About 14% of respondents mentioned their financial situation. These students were worried about:

  • Losing employment
  • Incomes being reduced, while doing more work
  • Securing funding for research or tuition
  • Availability of jobs
  • COVID-19 related financial burdens, such as healthcare expenses, PPE costs, increases in tuition

A few of these students expressed having to leave school: “I don’t want to take a leave, but it is likely my only option. The worry then is finding the money to come back.
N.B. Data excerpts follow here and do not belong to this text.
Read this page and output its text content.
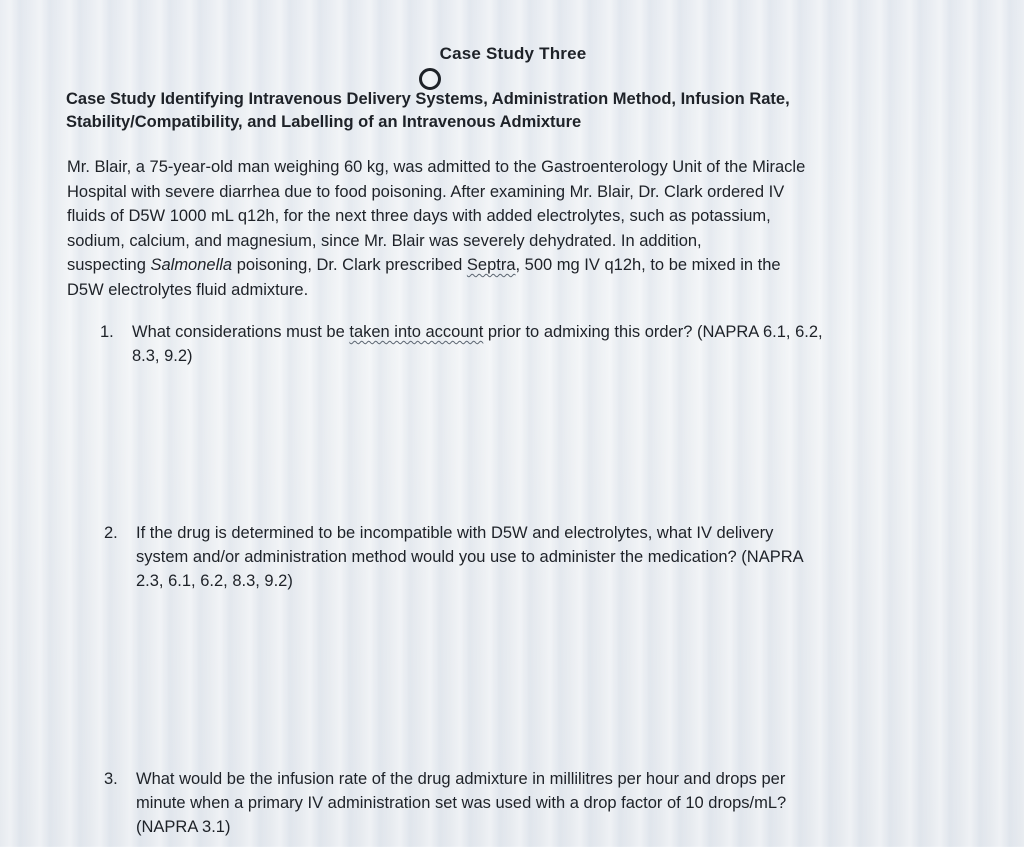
Case Study Three
Case Study Identifying Intravenous Delivery Systems, Administration Method, Infusion Rate,
Stability/Compatibility, and Labelling of an Intravenous Admixture
Mr. Blair, a 75-year-old man weighing 60 kg, was admitted to the Gastroenterology Unit of the Miracle
Hospital with severe diarrhea due to food poisoning. After examining Mr. Blair, Dr. Clark ordered IV
fluids of D5W 1000 mL q12h, for the next three days with added electrolytes, such as potassium,
sodium, calcium, and magnesium, since Mr. Blair was severely dehydrated. In addition,
suspecting Salmonella poisoning, Dr. Clark prescribed Septra, 500 mg IV q12h, to be mixed in the
D5W electrolytes fluid admixture.
1.	What considerations must be taken into account prior to admixing this order? (NAPRA 6.1, 6.2,
8.3, 9.2)
2.	If the drug is determined to be incompatible with D5W and electrolytes, what IV delivery
system and/or administration method would you use to administer the medication? (NAPRA
2.3, 6.1, 6.2, 8.3, 9.2)
3.	What would be the infusion rate of the drug admixture in millilitres per hour and drops per
minute when a primary IV administration set was used with a drop factor of 10 drops/mL?
(NAPRA 3.1)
Approximately 13% of the respondents stated concerns about their degree progress. Many were worried their degree attainment would be delayed. Reasons included:

  • Impact of COVID-19 on research, such as “Outbreaks on campus, having to pause research again
  • Lack of productivity
  • Lack of access to labs
  • Skipping semesters, if offline, to mitigate health risks
  • Taking on extra work, if undergraduate students are unavailable to assist or more teaching burdens
  • Uncertainty if work can be done internationally

Respondents (9%) were also concerned about the quality of their education: “The quality of my learning” and “the quality of my own graduate education.” The concerns included how online learning impacts their ability to learn, mid-semester changes, and the requirements needed for online learning, such as home network bandwidth.
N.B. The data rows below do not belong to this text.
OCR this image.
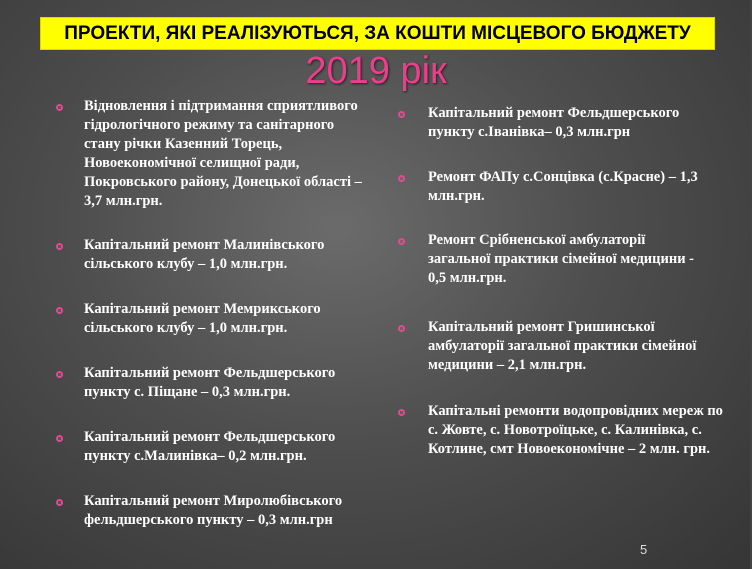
ПРОЕКТИ, ЯКІ РЕАЛІЗУЮТЬСЯ, ЗА КОШТИ МІСЦЕВОГО БЮДЖЕТУ
2019 рік
Відновлення і підтримання сприятливого гідрологічного режиму та санітарного стану річки Казенний Торець, Новоекономічної селищної ради, Покровського району, Донецької області – 3,7 млн.грн.
Капітальний ремонт Малинівського сільського клубу – 1,0 млн.грн.
Капітальний ремонт Мемрикського сільського клубу – 1,0 млн.грн.
Капітальний ремонт Фельдшерського пункту с. Піщане – 0,3 млн.грн.
Капітальний ремонт Фельдшерського пункту с.Малинівка– 0,2 млн.грн.
Капітальний ремонт Миролюбівського фельдшерського пункту – 0,3 млн.грн
Капітальний ремонт Фельдшерського пункту с.Іванівка– 0,3 млн.грн
Ремонт ФАПу с.Сонцівка (с.Красне) – 1,3 млн.грн.
Ремонт Срібненської амбулаторії загальної практики сімейної медицини - 0,5 млн.грн.
Капітальний ремонт Гришинської амбулаторії загальної практики сімейної медицини – 2,1 млн.грн.
Капітальні ремонти водопровідних мереж по с. Жовте, с. Новотроїцьке, с. Калинівка, с. Котлине, смт Новоекономічне – 2 млн. грн.
5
In addition to the themes previously outlined, a few respondents expressed the following concerns:

  • Childcare: childcare accessibility and affordability, and balancing childcare responsibilities with research, service, conferences, and teaching.
  • Relationship and community building: “build[ing] meaningful relationships with other students as well as relationships with my mentors,” the lack of options to interact with peers.
  • The increased teaching need and difficulties balancing tasks: Students are worried that the teaching role might overshadow their research and other student roles, such as “balancing teaching, an ambitious research agenda, departmental service and multiple conference presentations would be daunting for anyone.”
  • The impacts of COVID-19 cases on their teaching, such as meaningfully engage with students and teaching content, and keep students motivated.
  • The impacts of COVID-19 protocols on mental health, such as feeling isolated, having low self-esteem, added stress, and anxiety. For example, “The isolation of taking remote classes wasn't what I signed up for and motivation is lacking.”
  • Workplace locations: loss of graduate offices and associated privacy, the availability of safe and socially distanced spaces.
  • Teaching: uncertainty surrounding assessment of students, particularly for attendance.